II. ALASAN PERMOHONAN PRAPERADILAN
A. FAKTA-FAKTA
1. Bahwa  Termohon menerima Laporan Pengaduan dari saudara MAKMUN pada tanggal 11 November 2023 tentang dugaan tindak pidana pemalsuan suarat jual beli atas tanah sebagaimana dalam pasal 263 Ayat (1) dan Ayat (2) KUHP;
2. Bahwa Termohon mengerluarkan surat perintah tugas Nomor Sp. Gas/ 610/ XI/ RES.1.9/ 2023/ Reskrim, tanggal 15 November 2023 dan Surat Perintah Penyelidikan Nomor : Sp.
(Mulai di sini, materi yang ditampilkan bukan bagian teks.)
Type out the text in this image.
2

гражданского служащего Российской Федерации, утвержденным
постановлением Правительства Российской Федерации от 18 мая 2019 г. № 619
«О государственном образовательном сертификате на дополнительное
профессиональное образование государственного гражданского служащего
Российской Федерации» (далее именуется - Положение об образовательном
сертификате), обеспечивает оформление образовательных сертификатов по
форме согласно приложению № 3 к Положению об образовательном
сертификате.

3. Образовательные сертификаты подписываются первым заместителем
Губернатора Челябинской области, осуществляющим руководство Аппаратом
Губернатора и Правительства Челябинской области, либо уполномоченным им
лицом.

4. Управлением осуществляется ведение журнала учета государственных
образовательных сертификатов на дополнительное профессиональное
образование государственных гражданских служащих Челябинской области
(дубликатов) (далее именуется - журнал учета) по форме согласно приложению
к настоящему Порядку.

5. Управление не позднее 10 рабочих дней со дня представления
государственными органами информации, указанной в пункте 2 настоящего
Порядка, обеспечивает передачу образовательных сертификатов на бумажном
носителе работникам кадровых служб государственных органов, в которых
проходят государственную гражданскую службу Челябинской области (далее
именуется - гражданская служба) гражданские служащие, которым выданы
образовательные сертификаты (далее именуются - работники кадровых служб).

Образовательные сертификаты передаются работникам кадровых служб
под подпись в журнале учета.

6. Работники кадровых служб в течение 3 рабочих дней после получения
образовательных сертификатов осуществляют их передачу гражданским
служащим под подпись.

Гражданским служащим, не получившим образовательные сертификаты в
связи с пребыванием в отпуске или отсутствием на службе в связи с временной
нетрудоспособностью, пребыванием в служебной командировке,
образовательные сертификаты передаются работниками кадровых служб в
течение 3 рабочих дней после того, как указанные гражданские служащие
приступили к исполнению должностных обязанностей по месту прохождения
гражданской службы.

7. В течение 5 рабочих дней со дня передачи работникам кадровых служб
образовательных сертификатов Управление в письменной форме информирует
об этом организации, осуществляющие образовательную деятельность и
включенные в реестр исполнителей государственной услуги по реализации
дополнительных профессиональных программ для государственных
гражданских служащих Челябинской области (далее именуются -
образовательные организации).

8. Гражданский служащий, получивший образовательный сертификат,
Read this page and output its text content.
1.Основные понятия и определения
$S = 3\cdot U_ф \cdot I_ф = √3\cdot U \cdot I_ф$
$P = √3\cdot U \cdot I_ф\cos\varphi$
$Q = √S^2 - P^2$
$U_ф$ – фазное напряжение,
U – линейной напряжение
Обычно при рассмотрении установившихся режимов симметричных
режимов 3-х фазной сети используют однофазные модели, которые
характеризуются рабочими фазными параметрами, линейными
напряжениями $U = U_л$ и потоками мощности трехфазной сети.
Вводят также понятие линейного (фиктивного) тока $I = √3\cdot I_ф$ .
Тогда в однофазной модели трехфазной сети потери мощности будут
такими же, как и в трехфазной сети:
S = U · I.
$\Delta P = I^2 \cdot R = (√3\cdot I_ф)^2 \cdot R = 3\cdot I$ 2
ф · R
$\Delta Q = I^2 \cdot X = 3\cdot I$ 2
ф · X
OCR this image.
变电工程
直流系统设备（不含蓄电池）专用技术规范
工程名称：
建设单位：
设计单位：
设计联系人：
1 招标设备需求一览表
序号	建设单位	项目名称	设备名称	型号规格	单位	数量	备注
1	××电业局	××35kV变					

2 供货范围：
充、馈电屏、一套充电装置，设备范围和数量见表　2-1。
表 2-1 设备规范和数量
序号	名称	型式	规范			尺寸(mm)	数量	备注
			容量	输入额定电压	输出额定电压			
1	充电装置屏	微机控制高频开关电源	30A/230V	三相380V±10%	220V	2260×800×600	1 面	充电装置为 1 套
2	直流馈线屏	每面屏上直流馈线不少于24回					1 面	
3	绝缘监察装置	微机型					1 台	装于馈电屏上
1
Lidik/ XI/ RES.1.9/ 2023/ Reskrim, tanggal 15 November 2023;
3. Bahwa pada tanggal  9 Januri 2024 telah dilakukan pemanggilan atas nama Haji Mansur Ihsan alias Amaq Nas dalam rangka melaksanakan mediasi terkait dengan permasalahan dugaan tindak pidana pemalsuan surat jual beli atas tanah pada hari kamis 11 Januari 2024 di ruang unit Pidum Satreskrim Polres Lombok Tengah;
4. Bahwa Pemohon menemukan fakta pada surat dari Termohon yangkemudian tidak jelas didasarkan pada surat Perintah penyidikan yang mana Pemohon melalui proses penyidikan dan Penetapan Tersangka?, karena atas perkara tersebut termohon telah mencantumkan (dua) nomor dan atau bulan yang berbeda dalam Surat Perintah Penyidikan yakni pada Surat Panggilan Tersangka ke-1 Nomor S. Pgl/ 105/ III/ RES. 1.9/ 2025/ Reskrim yang ditujukan kepada Tersangka Haji Masrah alias Amaq Nas, disebutkan salah satu dasarnya adalah Surat Perintah Penyidikan Nomor: SP. Sidik/15.a/III/RES.1.9/2025/Reskrim, Tanggal 13 Januari 2025; sedangkan terdapat perbedaan pada nomor dan atau Bulan pada dasar Surat Ketetapan Pemohon sebagai Tersangka disebutkan dasarnya adalah Surat Perintah Penyidikan Nomor:SP.Sidik/15.a/I/RES.1.9/2025/Reskrim, Tanggal 13 Januari 2025;
5. Bahwa Penetapan Pemohon sebagai Tersangka oleh Termohon sebagaimana dimaksud dalam Surat Ketetapan Nomor: S.Tap/60/III/RES.1.9/2025/Reskrim tentang Penentuan/Penetapan Tersangka tanggal 13 Maret 2025 telah cacat formil karena penetapan tersebut dibuat berdasarkan Penyidikan yang cacat hukum/cacat Yuridis;
6. Bahwa Pemohon menemukan fakta yang menjadi dasar dilakukan penyidikan apakah didasarkan pada penyidikansebelumnya sesuai dengan fakta bahwa pemohon pernah dipanggil untuk permintaan keterangan yang dilakukan atas dasar laporan pengaduan oleh saudara Makmun tanggal 11 November 2023 atau apakah didasarkan pada laporan polisi Nomor: LP/ B/ 348/ XII/ 2024/ SPKT/ Polres Lombok Tengah/ Polda Nusa Tenggara Barat Tanggal 30 Desember 2024 ?sebagai mana dicantumkan dalam Surat panggilan pemohon sebagai tersangka dan ketetapan pemohon sebgai tersangka;
7. Bahwa pada tanggal 22 April 2024 telah dilakukan pemanggilan kembali kepada Pemohon untuk memberikan klarifikasi terkait adanya permasalahan dugaan tindak pidana pemalsuan surat jual beli atas tanah pada hari kamis 25 April 2024 di Pidum Satrekrim Polres Lombok Tengah;
8. Bahwa dalam proses penyelidikan yang dilakukan oleh Termohon di Unit Pidum Satreskrim Polres Lombok Tengah, Termohon melakukan penyitaan terhadap barang bukti surat asli yang menjadi objek laporan yang merupakan milik dari pemohon tanpa didasarkan pada prosedur hukum sebagaimana penyitaan yang diatur menurut KUHAP;
9. Bahwa barang bukti surat yang diduga palsu milik pemohon yakni Surat keterangan jual beli tertanggal 14 Juli 1980.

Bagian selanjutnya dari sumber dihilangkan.